Guess what? Climate change has arrived less than two years later, and the Panama Canal is in trouble.

The Journal reported Aug. 13, 2023 that A flotilla of ships are stuck on both sides of the Panama Canal, waiting for weeks to cross after the waterway’s authorities cut transits to conserve water amid a serious drought.

Vessel-tracking data show more than 200 ships currently waiting to transit, a figure that has been climbing since the canal capped daily transits to 32 last month from an average 36 under normal conditions. 

The waterway’s entrances on the Pacific and Atlantic oceans are dotted with ships that are backed up for more than 20 days. Most are bulk cargo or gas carriers that are typically booked on short notice. Some shipowners are rerouting traffic to avoid the backlog.”

They added:

“Ships normally cross the canal at an average 50 feet of draft, which has been reduced to 44 feet. To match the lower water depth, big boxships have to cross with fewer containers aboard. Smaller ships are added to move the remainder of the cargo.

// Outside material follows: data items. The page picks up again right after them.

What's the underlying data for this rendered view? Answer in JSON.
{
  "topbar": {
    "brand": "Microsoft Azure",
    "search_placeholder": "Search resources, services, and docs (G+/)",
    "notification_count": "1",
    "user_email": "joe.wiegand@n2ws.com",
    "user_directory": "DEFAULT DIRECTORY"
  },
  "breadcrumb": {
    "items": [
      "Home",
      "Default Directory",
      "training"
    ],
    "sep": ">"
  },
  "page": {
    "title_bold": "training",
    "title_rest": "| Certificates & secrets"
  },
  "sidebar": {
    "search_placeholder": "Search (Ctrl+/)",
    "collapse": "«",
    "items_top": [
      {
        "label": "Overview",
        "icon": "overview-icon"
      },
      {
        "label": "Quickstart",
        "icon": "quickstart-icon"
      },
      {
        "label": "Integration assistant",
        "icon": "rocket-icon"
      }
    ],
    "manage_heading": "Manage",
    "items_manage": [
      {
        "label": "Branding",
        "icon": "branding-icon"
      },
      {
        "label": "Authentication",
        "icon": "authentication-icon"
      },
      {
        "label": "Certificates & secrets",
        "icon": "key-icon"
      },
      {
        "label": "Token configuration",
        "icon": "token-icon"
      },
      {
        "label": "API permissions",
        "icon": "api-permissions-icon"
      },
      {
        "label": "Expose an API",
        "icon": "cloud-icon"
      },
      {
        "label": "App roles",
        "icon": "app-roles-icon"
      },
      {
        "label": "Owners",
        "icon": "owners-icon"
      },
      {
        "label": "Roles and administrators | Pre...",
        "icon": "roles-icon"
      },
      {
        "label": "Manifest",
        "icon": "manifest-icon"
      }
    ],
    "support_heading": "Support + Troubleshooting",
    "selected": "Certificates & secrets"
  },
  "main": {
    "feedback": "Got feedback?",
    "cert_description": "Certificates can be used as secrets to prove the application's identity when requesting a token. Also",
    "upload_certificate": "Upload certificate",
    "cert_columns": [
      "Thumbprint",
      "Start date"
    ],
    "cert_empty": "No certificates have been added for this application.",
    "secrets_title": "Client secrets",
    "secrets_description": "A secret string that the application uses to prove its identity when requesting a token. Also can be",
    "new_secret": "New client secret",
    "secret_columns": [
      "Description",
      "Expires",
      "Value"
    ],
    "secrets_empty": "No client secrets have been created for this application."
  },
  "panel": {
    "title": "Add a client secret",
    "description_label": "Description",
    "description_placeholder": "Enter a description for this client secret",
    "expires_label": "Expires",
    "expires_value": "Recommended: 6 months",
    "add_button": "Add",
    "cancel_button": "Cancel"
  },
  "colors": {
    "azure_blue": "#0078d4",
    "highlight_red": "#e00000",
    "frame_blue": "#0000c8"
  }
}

Vessels that aren’t on fixed routes like bulk and gas carriers that are booked to move cargo in short notice face the longest delays.”

The article didn’t mention cruise ships. But as this crisis goes on, and fresh water becomes even more in demand, with crucial shipping lanes squeezed and critical goods delayed or sent elsewhere, I can’t imagine that cruise ships would have any kind of priority.

When the Panama Canal formally opened for business on Aug. 15, 1914 during the Presidency of Woodrow Wilson, no one, and I repeat NO ONE, dreamed this day would ever come.

But we’re here, and it happened with startling rapidity.